Recall that emoji are just Unicode characters, patterns of bits that humans have decided shall represent ideograms.

Whereas ASCII uses just one byte to represent each of its characters, Unicode uses as many as four. Each emoji is defined by its "code point," a number, often written in hexadecimal, that uniquely identifies it. For instance, the code point for "grinning face" is U+1F600, otherwise known as 0x1F600. 😀

It turns out you can programmatically generate emoji! Try compiling and running the below in CS50 IDE, wherein wchar_t represents a "wide character," which you can think of as a 4-byte character (or, really, number).

#include <locale.h>
#include <stdio.h>
#include <wchar.h>

int main(void)
{
    setlocale(LC_ALL, "");
    wchar_t pumpkin = 0x1F383;
    printf("%lc\n", pumpkin);
}

Boo! You should see a jack-o-lantern? 🎃

Answer the below in emoji.md.

Questions

  1. (1 point.) How many bytes are necessary to represent a jack-o-lantern in Unicode?

  2. (2 points.) Why can a jack-o-lantern not be represented in C with a char?

  3. (8 points.) Complete the implementation of get_emoji in such a way that it prompts the user for a string and returns its corresponding value as an emoji (aka wchar_t).
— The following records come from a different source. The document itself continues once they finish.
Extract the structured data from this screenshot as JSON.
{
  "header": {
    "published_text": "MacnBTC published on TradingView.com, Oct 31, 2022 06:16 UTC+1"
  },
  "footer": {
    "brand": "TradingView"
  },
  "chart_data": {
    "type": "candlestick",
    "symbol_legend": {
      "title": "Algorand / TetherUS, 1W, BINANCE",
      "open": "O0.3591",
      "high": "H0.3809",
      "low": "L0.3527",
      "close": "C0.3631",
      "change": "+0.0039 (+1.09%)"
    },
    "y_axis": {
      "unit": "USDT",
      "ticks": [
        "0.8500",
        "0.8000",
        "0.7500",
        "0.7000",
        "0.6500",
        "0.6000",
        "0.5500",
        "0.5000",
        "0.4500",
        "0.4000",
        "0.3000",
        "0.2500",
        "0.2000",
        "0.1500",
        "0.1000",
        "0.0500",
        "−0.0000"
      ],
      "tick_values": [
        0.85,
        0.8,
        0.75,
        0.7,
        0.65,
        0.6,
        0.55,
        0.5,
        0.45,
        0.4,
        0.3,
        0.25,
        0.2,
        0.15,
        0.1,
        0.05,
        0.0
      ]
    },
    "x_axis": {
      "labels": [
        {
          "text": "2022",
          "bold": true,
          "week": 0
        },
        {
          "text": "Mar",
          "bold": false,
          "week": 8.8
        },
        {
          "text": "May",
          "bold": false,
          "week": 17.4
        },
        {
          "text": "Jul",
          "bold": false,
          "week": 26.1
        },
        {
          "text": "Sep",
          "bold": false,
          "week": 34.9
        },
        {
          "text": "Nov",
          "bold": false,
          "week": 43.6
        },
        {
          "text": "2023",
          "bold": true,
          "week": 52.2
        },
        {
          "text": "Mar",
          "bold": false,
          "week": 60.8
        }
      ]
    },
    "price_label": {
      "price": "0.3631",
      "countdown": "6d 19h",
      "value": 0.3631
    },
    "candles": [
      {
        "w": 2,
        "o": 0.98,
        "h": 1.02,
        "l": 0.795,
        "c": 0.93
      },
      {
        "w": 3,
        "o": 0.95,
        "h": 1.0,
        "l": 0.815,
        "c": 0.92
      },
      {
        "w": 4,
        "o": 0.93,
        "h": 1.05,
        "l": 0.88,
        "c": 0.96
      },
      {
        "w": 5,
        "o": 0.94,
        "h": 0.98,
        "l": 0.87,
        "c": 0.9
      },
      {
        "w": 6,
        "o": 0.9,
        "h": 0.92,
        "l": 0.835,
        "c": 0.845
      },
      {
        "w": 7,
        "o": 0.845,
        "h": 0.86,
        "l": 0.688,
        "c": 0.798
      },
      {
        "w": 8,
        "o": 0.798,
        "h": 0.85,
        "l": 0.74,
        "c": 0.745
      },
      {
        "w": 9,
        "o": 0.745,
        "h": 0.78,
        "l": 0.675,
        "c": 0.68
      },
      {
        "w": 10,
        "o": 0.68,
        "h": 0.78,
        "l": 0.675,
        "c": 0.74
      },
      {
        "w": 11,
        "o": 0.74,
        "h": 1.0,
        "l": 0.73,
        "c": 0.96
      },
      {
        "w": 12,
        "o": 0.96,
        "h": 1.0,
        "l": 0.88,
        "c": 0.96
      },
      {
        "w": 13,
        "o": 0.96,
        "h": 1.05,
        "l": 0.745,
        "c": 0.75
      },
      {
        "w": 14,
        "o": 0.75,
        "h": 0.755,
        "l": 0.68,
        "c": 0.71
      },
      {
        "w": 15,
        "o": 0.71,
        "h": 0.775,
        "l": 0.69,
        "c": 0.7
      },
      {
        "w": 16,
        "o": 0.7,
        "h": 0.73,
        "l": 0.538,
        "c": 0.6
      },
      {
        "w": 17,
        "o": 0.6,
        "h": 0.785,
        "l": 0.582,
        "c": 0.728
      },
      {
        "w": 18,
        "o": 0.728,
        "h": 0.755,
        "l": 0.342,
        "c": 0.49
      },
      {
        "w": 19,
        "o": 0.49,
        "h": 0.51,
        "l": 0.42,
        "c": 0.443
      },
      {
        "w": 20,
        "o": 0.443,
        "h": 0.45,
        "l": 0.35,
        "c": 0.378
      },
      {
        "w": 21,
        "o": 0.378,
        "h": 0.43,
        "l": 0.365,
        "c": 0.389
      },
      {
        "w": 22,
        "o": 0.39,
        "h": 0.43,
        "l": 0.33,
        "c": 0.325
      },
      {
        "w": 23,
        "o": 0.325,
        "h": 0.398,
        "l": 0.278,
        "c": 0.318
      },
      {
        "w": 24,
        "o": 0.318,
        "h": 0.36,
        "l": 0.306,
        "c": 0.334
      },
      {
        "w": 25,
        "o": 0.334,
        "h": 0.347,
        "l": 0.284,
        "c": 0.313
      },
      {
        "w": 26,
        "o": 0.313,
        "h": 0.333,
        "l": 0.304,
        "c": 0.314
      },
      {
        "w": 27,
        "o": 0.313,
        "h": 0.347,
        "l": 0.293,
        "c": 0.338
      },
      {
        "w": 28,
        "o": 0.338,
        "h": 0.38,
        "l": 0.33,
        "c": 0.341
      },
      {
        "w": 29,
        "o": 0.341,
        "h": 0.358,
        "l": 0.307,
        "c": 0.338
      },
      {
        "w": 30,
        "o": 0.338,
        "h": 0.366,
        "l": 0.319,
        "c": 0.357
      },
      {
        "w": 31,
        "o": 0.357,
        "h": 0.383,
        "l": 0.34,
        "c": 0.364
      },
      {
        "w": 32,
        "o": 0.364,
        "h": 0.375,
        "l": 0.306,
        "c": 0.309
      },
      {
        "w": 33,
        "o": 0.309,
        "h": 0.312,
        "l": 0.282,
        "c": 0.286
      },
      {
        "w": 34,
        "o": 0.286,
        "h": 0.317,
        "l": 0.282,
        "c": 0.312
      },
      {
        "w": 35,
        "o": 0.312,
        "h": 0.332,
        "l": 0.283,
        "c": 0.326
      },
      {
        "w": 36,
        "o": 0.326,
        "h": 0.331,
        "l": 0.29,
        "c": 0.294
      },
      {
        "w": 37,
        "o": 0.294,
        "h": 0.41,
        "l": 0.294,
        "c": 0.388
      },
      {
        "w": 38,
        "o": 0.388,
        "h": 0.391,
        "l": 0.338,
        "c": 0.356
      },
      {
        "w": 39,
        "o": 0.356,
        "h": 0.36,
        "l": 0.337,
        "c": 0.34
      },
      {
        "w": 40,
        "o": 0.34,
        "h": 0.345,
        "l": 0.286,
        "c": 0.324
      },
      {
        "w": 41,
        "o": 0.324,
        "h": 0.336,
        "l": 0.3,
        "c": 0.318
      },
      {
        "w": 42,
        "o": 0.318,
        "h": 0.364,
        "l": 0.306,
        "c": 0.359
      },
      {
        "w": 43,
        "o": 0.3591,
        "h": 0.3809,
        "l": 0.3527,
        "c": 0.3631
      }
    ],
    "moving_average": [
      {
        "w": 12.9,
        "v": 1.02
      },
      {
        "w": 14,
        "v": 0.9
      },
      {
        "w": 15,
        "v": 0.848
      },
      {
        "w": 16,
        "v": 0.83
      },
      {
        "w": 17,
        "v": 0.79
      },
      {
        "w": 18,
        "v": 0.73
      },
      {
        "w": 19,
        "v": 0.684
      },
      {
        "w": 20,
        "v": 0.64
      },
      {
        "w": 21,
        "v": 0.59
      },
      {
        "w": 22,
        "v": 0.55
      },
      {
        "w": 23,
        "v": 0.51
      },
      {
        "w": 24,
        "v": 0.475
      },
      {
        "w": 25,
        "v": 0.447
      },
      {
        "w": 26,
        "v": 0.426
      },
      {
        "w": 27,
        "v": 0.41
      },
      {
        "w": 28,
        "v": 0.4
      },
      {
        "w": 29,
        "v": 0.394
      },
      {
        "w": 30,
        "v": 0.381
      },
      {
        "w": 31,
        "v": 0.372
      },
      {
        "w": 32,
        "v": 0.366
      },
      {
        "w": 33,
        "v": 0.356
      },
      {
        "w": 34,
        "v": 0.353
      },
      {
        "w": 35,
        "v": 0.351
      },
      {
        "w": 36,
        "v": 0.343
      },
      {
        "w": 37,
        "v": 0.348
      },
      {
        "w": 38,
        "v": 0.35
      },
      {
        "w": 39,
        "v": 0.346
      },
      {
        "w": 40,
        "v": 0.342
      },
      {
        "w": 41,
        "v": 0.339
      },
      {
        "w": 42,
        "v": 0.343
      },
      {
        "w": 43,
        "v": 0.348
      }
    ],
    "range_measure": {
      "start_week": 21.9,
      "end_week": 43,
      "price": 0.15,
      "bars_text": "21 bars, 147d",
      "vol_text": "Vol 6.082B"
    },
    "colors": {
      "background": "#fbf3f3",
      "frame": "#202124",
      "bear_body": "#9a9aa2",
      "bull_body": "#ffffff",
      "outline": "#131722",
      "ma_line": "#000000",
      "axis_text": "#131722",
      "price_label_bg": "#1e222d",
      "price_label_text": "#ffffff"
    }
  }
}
If the user’s input is not formatted as U+ followed only by one or more hexadecimal digits, re-prompt the user with prompt just as, e.g., get_int does when its input is not actually an int. You’re welcome but not expected to use strtol, declared in stdlib.h, though keep in mind that strtol won’t recognize U+ as a prefix. Alternatively, keep in mind that a hexadecimal digit represents 4 bits and that hexadecimal values have a 1s place, a 16s place, a 256s place, and so on. Here’s a full emoji list with whose codes you can test your implementation, though keep in mind that some of Unicode’s newest emoji (e.g., "nauseated face") might not display in CS50 IDE, even if your code is correct.

    You can compile the emoji program below with:

    CFLAGS="$CFLAGS -Wno-format-security" make emoji
    #include <cs50.h>
    #include <ctype.h>
    #include <locale.h>
    #include <stdio.h>
    #include <stdlib.h>
    #include <string.h>
    #include <wchar.h>
    
    typedef wchar_t emoji;
    
    emoji get_emoji(string prompt);
    
    int main(void)
    {
        // Set locale according to environment variables
        setlocale(LC_ALL, "");
    
        // Prompt user for code point
        emoji c = get_emoji("Code point: ");
    
        // Print character
        printf("%lc\n", c);
    }
    
    emoji get_emoji(string prompt)
    {
        // TODO
    }

Debrief

  1. Which resources, if any, did you find helpful in answering this problem’s questions?

  2. About how long did you spend on this problem’s questions?